A l’heure où l’hyper-médiatisation fait rage, nous ne pouvons plus faire confiance aux informations, quels que soient leurs supports : les faits sont rapportés de manière imprécise et tendancieuse, les images sont retouchées si finement que l’on ne peut déceler les modifications, les ajouts ou les suppressions. La technologie de l’image est sur le point de permettre la réalisation de films avec des acteurs en se passant des acteurs ! L’utilisation de leurs différents rôles dans des films existants suffira bientôt à la confection de nouvelles bobines. Les bobines elles-mêmes sont amenées à disparaître devant le typhon du tout-numérique. Qui peut encore faire la différence entre la réalité et sa copie numérique modifiée ? Comment croire en des images ?


Dans ce contexte, je rédigeai cette semaine et comme cela m’arrive parfois un faux article du journal Le Monde. La recette est très simple :

 

1 - Rédiger un contenu ni trop simple, ni trop technique sur un ton impersonnel. Proscrire toute complication stylistique comme les subjonctifs ou passés simples. 15 minutes.

 

2 - Piocher sur le site du quotidien un article au hasard, de préférence dont la première lettre correspond à celle de l’article rédigée à la précédente étape. 3 minutes.

 

3 - L’envoyer à sa propre adresse électronique. 10 secondes.

 

4 - Attendre la réception dans sa boîte aux lettres. De 1 à 3 minutes.

 

5 - Modifier le contenu par simple copier/coller. 30 secondes.

 

6 - Signer « Joël Colado ».

 

7 - Retransmettre l’article modifié à son carnet d’adresse. 1 minute.


Ainsi, en à peine vingt minutes, j’obtins très facilement un document dont la forme était l’exacte réplique d’un article authentique, images et liens publicitaires compris, mais dont la substance était une supercherie revendiquée. Le courrier tel que je l’envoyai est consultable à l’adresse suivante : http://joelbloch.free.fr/divers/Adobe/Livelook.htm

 

Joël Colado affirmait en résumé ceci : l’éditeur de logiciels Adobe, lors d’une conférence de presse, avait présenté son nouveau logiciel Livelook qui permettait de transposer des modifications numériques appliquées à une image sur la réalité. Il suffit à la démonstratrice de gommer ses rides sur un agenda électronique équipé d’un émetteur d’ondes cérébrales affectant la perception pour que les spectateurs voient réellement ses rides disparaître (ou plus exactement ne les perçoivent plus).

 

J’assortis le faux article de deux photographies : la première montrait Susha, très jolie jeune femme qui animera bientôt la section Portrait de mon site d’images, au naturel de son maquillage. Le second cliché reprenait la même photographie honteusement retouchée : température de couleurs, luminosité, saturation et contrastes.
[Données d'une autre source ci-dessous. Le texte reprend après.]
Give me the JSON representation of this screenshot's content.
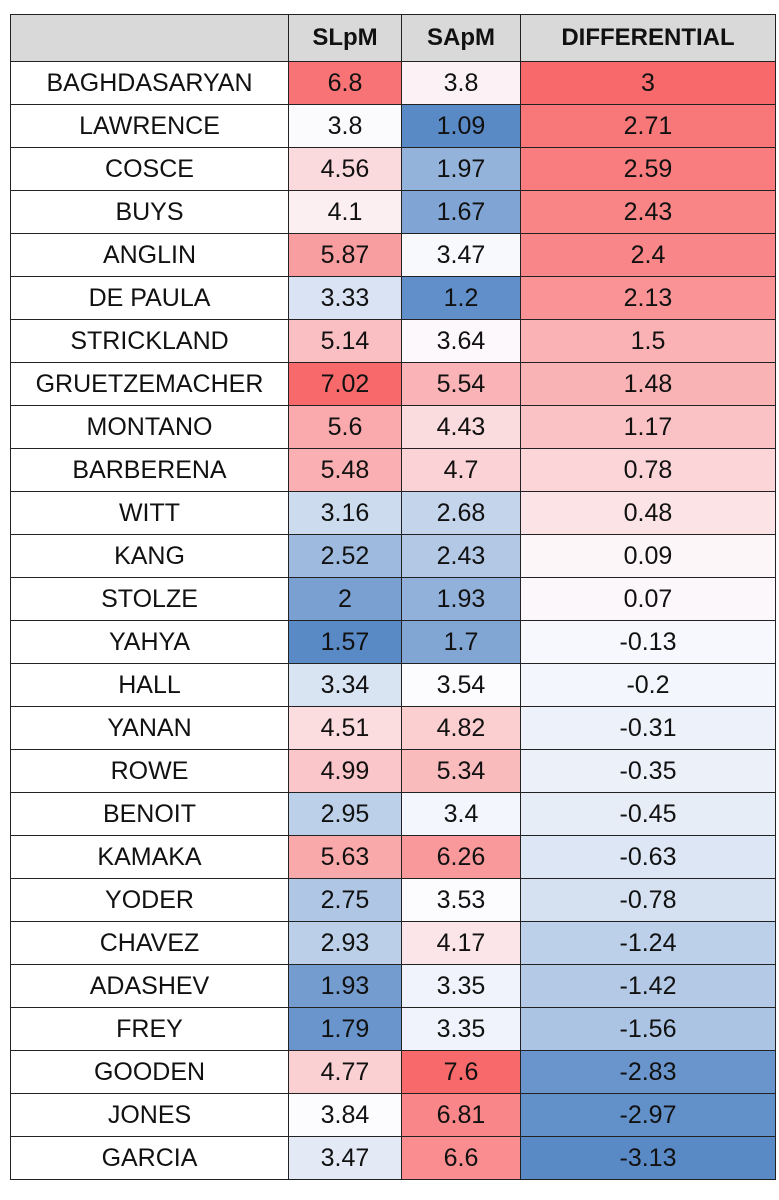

Pourtant, le papier affirmait haut et fort qu’aucune retouche n’avait été effectuée a posteriori, alors qu’un simple regard clamait l’inverse. Non, l’appareil avait capturé dans un second temps la réalité modifiée par Adobe Livelook.


J’envoyais ces balivernes, conscient de la faiblesse que certains amis ne tardèrent à déceler : si le logiciel altérait seulement la perception du spectateur en agissant directement sur son cerveau, comment pouvait-il duper un appareil photo ? Qu’importe, mon but n’était pas d’être crédible mais tout au plus d’amuser ; quelle ne fut pas ma surprise lorsque je reçus les réponses stupéfaites de personnes ayant cru mes inepties. Comment était-ce possible ?

 

La technologie est de nos jours si complexe et variée que la masse indénombrable, dont je fais partie, ignore bien souvent le comment des choses. Nous vivons dans un monde de magie. Connaissez-vous précisément le mécanisme d’un téléphone, de l’encodage de la voix jusqu’à sa retransmission ? Le fonctionnement d’une télévision, d’un ordinateur ? D’une voiture ? Nous sommes entourés de boîtes noires dont les rouages sont obscurs mais dont le bon fonctionnement est dû. La science semble aujourd’hui si miraculeuse, entre communication haut débit sans fil et décryptage du génome, que l’annonce de technologies farfelues ne surprend absolument plus.

 

D’autre part, cela confirme cette loi du marketing : la forme prime sur le fond. Mon faux article a rencontré l’adhésion à la première ligne, par son logo « Le Monde », sa première lettre stylisée et ses liens publicitaires. Comment douter de sa véracité puisque nous n’étions pas le 1er avril ?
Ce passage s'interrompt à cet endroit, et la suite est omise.